Lamar, Colorado …Bonnie Guder, a member of the Lamar Church, attended the first prayer meeting with her new pastor, Ted Williams, and upon hearing about the work being done in prison ministries, asked if she could volunteer. Soon after, she witnessed God’s work with prison ministries in the Rocky Mountain Conference.
On the first night of Guder’s volunteer service, she witnessed the hunger of the women for the gospel message when several asked if they could have their own Bible. Williams promised to get them one and Guder had a front-row seat for what transpired.
The following week on his way to a ministerial alliance meeting in Lamar, he stopped at the local Christian bookstore to purchase the Bibles. Entering the store, he noticed a man standing in a corner near the back and felt moved to share a “Ticket to Heaven” with him. He often uses these tickets as conversation starters which can lead to some meaningful dialogue. It was then that Williams discovered the man had met Jesus in prison.
Afterward, the proprietor happily showed him Bibles ranging in price from $20 to $40. “Too much,” Williams said. “I need something more cost effective.” She directed him to the only three large-print, paperback Bibles she had for $5.75, exactly what the three women had requested.
Then she said, “I have a case of 32 Bibles in the back that I haven’t been able to sell I can give you for one dollar each,” the proprietor said. “If you’ll step back until I take care of these people, I’ll be happy to ring you up.”
Williams waited somewhat impatiently, knowing the delay would make him rather late for his scheduled meeting, but also knowing these Bibles would be useful. While the proprietor was ringing up items, the man who’d received the ticket, the man now being waited on, touched the box of Bibles and said, “Put this case on my bill.”
After the transaction was complete, he and Williams prayed together by the cash register and Williams headed for his car. The man followed saying, “When I saw you come into the store, an electric shock went through me and I knew we needed to talk. I want to give you my contact information so you can help me get involved in prison ministry.”
Taking the information, the two prayed again and Williams, knowing he was decidedly late, headed to his appointment.
Following the meeting, he drove by the jail to drop off the Bibles.

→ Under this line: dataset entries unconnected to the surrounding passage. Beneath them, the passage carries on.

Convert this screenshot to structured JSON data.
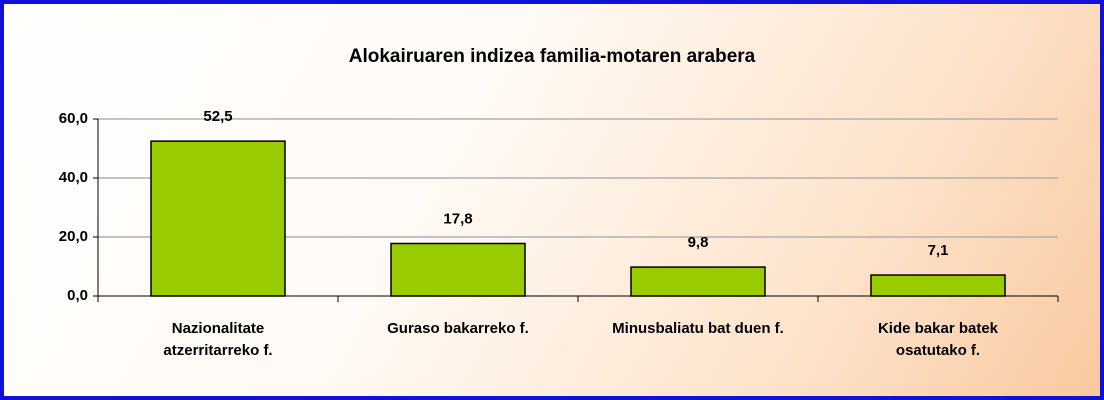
{
  "chart_data": {
    "type": "bar",
    "title": "Alokairuaren indizea familia-motaren arabera",
    "categories": [
      "Nazionalitate atzerritarreko f.",
      "Guraso bakarreko f.",
      "Minusbaliatu bat duen f.",
      "Kide bakar batek osatutako f."
    ],
    "values": [
      52.5,
      17.8,
      9.8,
      7.1
    ],
    "value_labels": [
      "52,5",
      "17,8",
      "9,8",
      "7,1"
    ],
    "color": "#99cc00",
    "ylim": [
      0,
      60
    ],
    "yticks": [
      {
        "value": 0,
        "label": "0,0"
      },
      {
        "value": 20,
        "label": "20,0"
      },
      {
        "value": 40,
        "label": "40,0"
      },
      {
        "value": 60,
        "label": "60,0"
      }
    ],
    "grid": true
  }
}
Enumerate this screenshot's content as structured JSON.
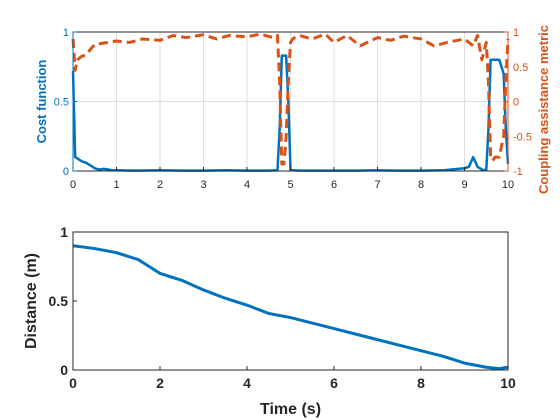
{
  "chart_data": [
    {
      "type": "line",
      "x_ticks": [
        "0",
        "1",
        "2",
        "3",
        "4",
        "5",
        "6",
        "7",
        "8",
        "9",
        "10"
      ],
      "xlim": [
        0,
        10
      ],
      "xlabel": "",
      "ylabel_left": "Cost function",
      "ylabel_right": "Coupling assistance metric",
      "yticks_left": [
        "0",
        "0.5",
        "1"
      ],
      "yticks_right": [
        "-1",
        "-0.5",
        "0",
        "0.5",
        "1"
      ],
      "ylim_left": [
        0,
        1
      ],
      "ylim_right": [
        -1,
        1
      ],
      "grid": true,
      "colors": {
        "left": "#0072BD",
        "right": "#D95319"
      },
      "series": [
        {
          "axis": "left",
          "style": "solid",
          "x": [
            0,
            0.05,
            0.1,
            0.2,
            0.3,
            0.4,
            0.5,
            0.6,
            0.7,
            0.8,
            0.9,
            1.0,
            1.5,
            2,
            2.5,
            3,
            3.5,
            4,
            4.5,
            4.7,
            4.75,
            4.8,
            4.9,
            4.95,
            5.0,
            5.05,
            5.2,
            5.5,
            6,
            6.5,
            7,
            7.5,
            8,
            8.5,
            9,
            9.1,
            9.2,
            9.3,
            9.4,
            9.5,
            9.55,
            9.6,
            9.65,
            9.7,
            9.8,
            9.9,
            9.95,
            10.0
          ],
          "y": [
            0.72,
            0.1,
            0.09,
            0.07,
            0.06,
            0.04,
            0.02,
            0.01,
            0.015,
            0.012,
            0.005,
            0.005,
            0.003,
            0.005,
            0.003,
            0.003,
            0.005,
            0.003,
            0.003,
            0.005,
            0.3,
            0.83,
            0.83,
            0.5,
            0.01,
            0.005,
            0.003,
            0.003,
            0.003,
            0.003,
            0.005,
            0.003,
            0.003,
            0.005,
            0.02,
            0.03,
            0.1,
            0.03,
            0.01,
            0.005,
            0.3,
            0.8,
            0.8,
            0.8,
            0.8,
            0.7,
            0.3,
            0.05
          ]
        },
        {
          "axis": "right",
          "style": "dashed",
          "x": [
            0,
            0.05,
            0.1,
            0.2,
            0.3,
            0.4,
            0.5,
            0.7,
            1.0,
            1.3,
            1.6,
            2.0,
            2.3,
            2.6,
            3.0,
            3.3,
            3.6,
            4.0,
            4.3,
            4.6,
            4.7,
            4.75,
            4.8,
            4.85,
            4.9,
            4.95,
            5.0,
            5.05,
            5.1,
            5.2,
            5.5,
            5.8,
            6.0,
            6.3,
            6.6,
            7.0,
            7.3,
            7.6,
            8.0,
            8.3,
            8.6,
            9.0,
            9.2,
            9.3,
            9.4,
            9.5,
            9.55,
            9.6,
            9.65,
            9.7,
            9.8,
            9.9,
            9.95,
            10.0
          ],
          "y": [
            0.9,
            0.45,
            0.6,
            0.65,
            0.67,
            0.75,
            0.82,
            0.84,
            0.87,
            0.85,
            0.9,
            0.88,
            0.95,
            0.92,
            0.96,
            0.9,
            0.95,
            0.93,
            0.97,
            0.92,
            0.95,
            0.3,
            -0.9,
            -0.9,
            -0.5,
            0.3,
            0.85,
            0.9,
            0.92,
            0.95,
            0.9,
            0.97,
            0.85,
            0.95,
            0.8,
            0.92,
            0.88,
            0.94,
            0.9,
            0.8,
            0.85,
            0.9,
            0.8,
            0.95,
            0.6,
            0.85,
            0.3,
            -0.8,
            -0.85,
            -0.8,
            -0.8,
            -0.5,
            0.3,
            0.9
          ]
        }
      ]
    },
    {
      "type": "line",
      "x_ticks": [
        "0",
        "2",
        "4",
        "6",
        "8",
        "10"
      ],
      "xlim": [
        0,
        10
      ],
      "xlabel": "Time (s)",
      "ylabel": "Distance (m)",
      "yticks": [
        "0",
        "0.5",
        "1"
      ],
      "ylim": [
        0,
        1
      ],
      "grid": false,
      "colors": {
        "line": "#0072BD"
      },
      "series": [
        {
          "style": "solid",
          "x": [
            0,
            0.5,
            1,
            1.5,
            2,
            2.5,
            3,
            3.5,
            4,
            4.5,
            5,
            5.5,
            6,
            6.5,
            7,
            7.5,
            8,
            8.5,
            9,
            9.5,
            9.8,
            10
          ],
          "y": [
            0.9,
            0.88,
            0.85,
            0.8,
            0.7,
            0.65,
            0.58,
            0.52,
            0.47,
            0.41,
            0.38,
            0.34,
            0.3,
            0.26,
            0.22,
            0.18,
            0.14,
            0.1,
            0.05,
            0.02,
            0.01,
            0.02
          ]
        }
      ]
    }
  ]
}
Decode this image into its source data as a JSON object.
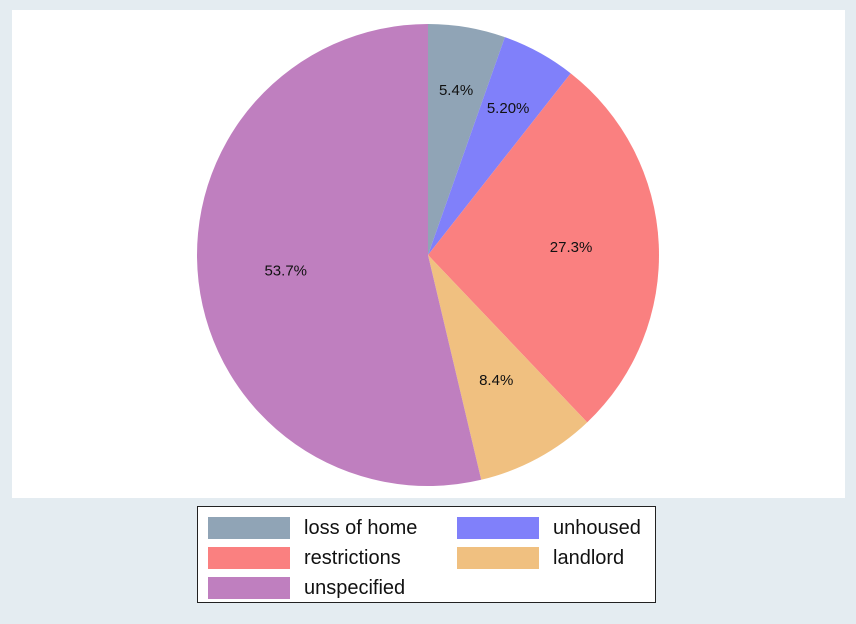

As he handed the three Bibles to the prison guard, he asked for the total number of inmates in the jail. “Thirty-five” the guard responded. “Well, I have 32 more Bibles in this box and with the three I just gave you, we have the exact amount needed for everyone.” The box changed hands and Williams left knowing that every inmate in that jail would receive one.
Williams thought about Guder’s interest in volunteering for prison ministry; he thought about the man who paid for the Bibles who also wanted to volunteer with prison ministries, and he considered how he had found the exact number of Bibles needed to cover every inmate in the jail. “Only God could’ve done that,” he thought.